Recently the Alpine Club received an offer from the Polish Mountaineering Association to participate in a British - Polish exchange for young mountaineers reminiscent of those carried out in the 1970s-90s, which lead on to some truly great expeditions. This seemed like an ideal opportunity for a team of volunteers from the Young Alpinist to experience the Polish way of doing things, share experiences and ideas and hopefully create some expedition plans together.

The Scottish leg took place in February 2018 with the return leg to the Polish Tatra taking place in March 2018

The Polish team consisted of:
Wadim Jablonski
Michal Czech
Kuba Kokowski
Damian Bielecki
Wytek Tavanowski (only in Scotland)
Karol Lejuszewski (only in Poland)
Martin Janecek (only in Poland)

The British Team consisted of:
Tim Miller
Richard Kendrick
Tim Oliver
Alfie Maun
Paul Ramsden
Ian Parnel (only in Scotland)

The Scottish visit organized by Ian Parnell was based in the marvelous Black Rock cottage hut below the Buachaille. Unfortunately, the week was marred by persistent heavy snowfall and severe avalanche conditions. The team failed to even get out of the hut on one day until the snow plough had cleared the road to the ski lifts. The conditions made it impossible to get out on the Ben, which was disappointing for the Poles and many of the Glencoe classics were either buried in snow or too dangerous to get to. In the end the team were forced to focus on the Bridge of Orchy crags for much of the week.
Routes climbed included: Messiah, Promised Land, Manage a Tois, Pas de Deux, Deadman’s Grooves, North Wall Groove, Agag’s Groove, Central Grooves etc. I think in the end the Poles were very impressed with the unique Scottish conditions and climbing style.
The return leg to the Polish Tatra was organized by members of the Krakow University Mountaineering Club, which appears to be one of the most active branches of the Polish Mountaineering Association. A big thank you goes out to Wadim Jablonski for putting in a lot of work on this. The meet was based at the Morskie Oko hut and we were blessed by the national park authorities who granting us a driving permit to the hut. Unfortunately, the weather treated us to a repeat of our Scottish experience with heavy snow, rain and high avalanche potential on most days of the trip. However good local knowledge and the ability to move between valleys, even into Slovakia, thanks to the driving permit meant that routes were climbed most days including first winter ascents, rare winter repeats and classic as well as epic mountain outings. The Brits were very impressed by the scale of the routes and the quality of the climbing which generally follow good crack and corner lines on good quality granite with ample amounts of turf.
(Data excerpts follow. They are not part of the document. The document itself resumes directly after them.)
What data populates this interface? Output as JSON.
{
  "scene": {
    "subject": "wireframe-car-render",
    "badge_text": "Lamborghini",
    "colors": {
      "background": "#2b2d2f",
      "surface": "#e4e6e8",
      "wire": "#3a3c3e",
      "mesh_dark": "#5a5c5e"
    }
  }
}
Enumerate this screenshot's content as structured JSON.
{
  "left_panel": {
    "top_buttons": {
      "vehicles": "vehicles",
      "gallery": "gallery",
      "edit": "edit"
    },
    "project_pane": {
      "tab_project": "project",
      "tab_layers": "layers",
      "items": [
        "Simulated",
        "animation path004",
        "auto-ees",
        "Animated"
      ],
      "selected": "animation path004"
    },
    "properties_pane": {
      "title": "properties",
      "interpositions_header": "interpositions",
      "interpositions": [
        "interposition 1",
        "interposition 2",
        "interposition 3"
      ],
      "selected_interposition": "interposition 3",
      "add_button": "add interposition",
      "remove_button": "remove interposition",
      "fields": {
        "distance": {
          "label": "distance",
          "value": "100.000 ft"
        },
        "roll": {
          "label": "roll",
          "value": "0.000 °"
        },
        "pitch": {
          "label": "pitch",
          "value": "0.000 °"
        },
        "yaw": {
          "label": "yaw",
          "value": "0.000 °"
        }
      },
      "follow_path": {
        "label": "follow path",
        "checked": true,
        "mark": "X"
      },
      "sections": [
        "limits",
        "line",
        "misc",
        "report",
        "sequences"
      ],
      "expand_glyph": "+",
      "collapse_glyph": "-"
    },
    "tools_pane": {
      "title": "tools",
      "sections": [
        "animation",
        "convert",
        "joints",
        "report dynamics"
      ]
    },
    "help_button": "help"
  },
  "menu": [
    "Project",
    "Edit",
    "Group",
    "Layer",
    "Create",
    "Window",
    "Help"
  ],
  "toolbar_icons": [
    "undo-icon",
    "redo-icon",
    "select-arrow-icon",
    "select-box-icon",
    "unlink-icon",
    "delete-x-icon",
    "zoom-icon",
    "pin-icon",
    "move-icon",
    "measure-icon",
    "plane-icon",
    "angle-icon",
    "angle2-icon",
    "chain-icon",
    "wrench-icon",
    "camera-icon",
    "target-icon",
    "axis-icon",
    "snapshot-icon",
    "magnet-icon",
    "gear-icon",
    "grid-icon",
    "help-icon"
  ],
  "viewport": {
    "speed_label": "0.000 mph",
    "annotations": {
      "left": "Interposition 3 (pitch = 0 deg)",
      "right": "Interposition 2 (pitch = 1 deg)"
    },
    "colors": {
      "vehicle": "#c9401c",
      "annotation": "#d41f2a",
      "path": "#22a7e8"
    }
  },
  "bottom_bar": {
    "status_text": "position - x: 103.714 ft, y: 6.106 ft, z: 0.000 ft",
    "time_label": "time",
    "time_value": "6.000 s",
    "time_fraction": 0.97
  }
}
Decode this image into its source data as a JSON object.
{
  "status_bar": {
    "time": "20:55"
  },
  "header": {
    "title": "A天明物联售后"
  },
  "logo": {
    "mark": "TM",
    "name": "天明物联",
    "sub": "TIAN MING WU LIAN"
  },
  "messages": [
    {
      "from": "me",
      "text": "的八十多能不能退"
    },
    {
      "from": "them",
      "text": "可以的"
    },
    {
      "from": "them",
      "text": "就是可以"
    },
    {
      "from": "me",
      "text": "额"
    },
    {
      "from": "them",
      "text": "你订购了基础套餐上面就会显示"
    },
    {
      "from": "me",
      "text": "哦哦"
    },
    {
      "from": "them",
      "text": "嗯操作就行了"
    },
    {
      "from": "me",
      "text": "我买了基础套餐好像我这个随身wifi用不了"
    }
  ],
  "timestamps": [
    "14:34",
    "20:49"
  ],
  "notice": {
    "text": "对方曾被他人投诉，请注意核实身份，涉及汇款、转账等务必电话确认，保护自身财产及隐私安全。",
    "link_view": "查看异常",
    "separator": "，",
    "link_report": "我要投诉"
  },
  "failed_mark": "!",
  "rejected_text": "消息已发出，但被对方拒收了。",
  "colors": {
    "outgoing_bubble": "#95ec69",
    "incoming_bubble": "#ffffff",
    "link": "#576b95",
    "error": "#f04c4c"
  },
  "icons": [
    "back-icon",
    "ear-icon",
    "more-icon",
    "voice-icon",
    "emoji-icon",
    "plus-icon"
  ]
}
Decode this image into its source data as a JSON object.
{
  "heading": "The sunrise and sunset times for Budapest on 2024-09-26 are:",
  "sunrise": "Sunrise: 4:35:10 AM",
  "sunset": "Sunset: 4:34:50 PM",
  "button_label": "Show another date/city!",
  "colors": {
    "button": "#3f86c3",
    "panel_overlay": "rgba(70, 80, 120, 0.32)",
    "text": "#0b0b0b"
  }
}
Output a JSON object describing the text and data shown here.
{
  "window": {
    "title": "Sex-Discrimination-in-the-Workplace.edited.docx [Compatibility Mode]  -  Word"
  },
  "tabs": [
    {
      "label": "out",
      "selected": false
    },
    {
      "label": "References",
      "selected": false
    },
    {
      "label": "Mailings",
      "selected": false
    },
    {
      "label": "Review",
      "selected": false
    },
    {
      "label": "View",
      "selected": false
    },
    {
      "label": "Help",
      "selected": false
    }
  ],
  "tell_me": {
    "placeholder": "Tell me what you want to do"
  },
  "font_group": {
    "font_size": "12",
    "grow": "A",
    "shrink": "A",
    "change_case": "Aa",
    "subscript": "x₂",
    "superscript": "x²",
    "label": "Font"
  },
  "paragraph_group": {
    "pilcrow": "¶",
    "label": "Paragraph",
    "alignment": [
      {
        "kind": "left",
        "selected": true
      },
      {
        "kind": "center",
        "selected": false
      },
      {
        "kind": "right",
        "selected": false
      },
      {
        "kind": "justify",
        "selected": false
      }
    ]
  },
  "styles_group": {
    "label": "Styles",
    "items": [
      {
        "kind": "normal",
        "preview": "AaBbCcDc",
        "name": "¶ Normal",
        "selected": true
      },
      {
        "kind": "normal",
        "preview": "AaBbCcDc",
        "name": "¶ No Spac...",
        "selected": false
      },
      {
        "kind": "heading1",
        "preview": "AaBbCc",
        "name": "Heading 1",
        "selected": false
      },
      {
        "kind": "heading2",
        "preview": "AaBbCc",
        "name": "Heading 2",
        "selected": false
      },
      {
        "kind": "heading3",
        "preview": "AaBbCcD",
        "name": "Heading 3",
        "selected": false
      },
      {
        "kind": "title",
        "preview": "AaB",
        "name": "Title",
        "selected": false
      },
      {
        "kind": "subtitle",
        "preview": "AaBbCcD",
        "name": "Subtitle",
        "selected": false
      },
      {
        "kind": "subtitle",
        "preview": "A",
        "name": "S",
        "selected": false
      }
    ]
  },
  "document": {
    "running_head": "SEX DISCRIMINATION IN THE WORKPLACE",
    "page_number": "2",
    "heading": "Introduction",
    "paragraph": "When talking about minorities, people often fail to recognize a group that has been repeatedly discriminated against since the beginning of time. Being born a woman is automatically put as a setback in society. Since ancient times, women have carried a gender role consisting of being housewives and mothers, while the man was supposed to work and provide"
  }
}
Routes climbed included the Miekkie Ruchy, Czarne Zaciecie, Szare Zaciecie, Starek-Uchmanski, and Prawy Dziadek routes on the Czolowka Miegusza. The Czulka-Weincziller and Puskasowa Rebro routes on Tupa and the Stanislowski route on Many Kiezmarski.
Obviously, I missed something in translation, but everyone was very amused with my ascent of what turned out to be Left Hand Grandfather Route followed by Right Hand Grandfather Route! Two of the highlights of the trip was Richards Kendrick’s free ascent of the Black Deidre at M8, possible the first time it had been climbed in winter without rock shoes! And Tim Miller’s twenty-eight-hour epic outing on the Stanislowski route.
On the last night in Krakow I gave a presentation to the University Mountaineering Club which was well received and finished off with much drinking and dancing into the early hour’s. We all agreed it had been a superb exchange, despite the terrible weather at both ends and most importantly new climbing partnerships had been forged and plans are underway for a joint expedition to the Himalaya in 2019.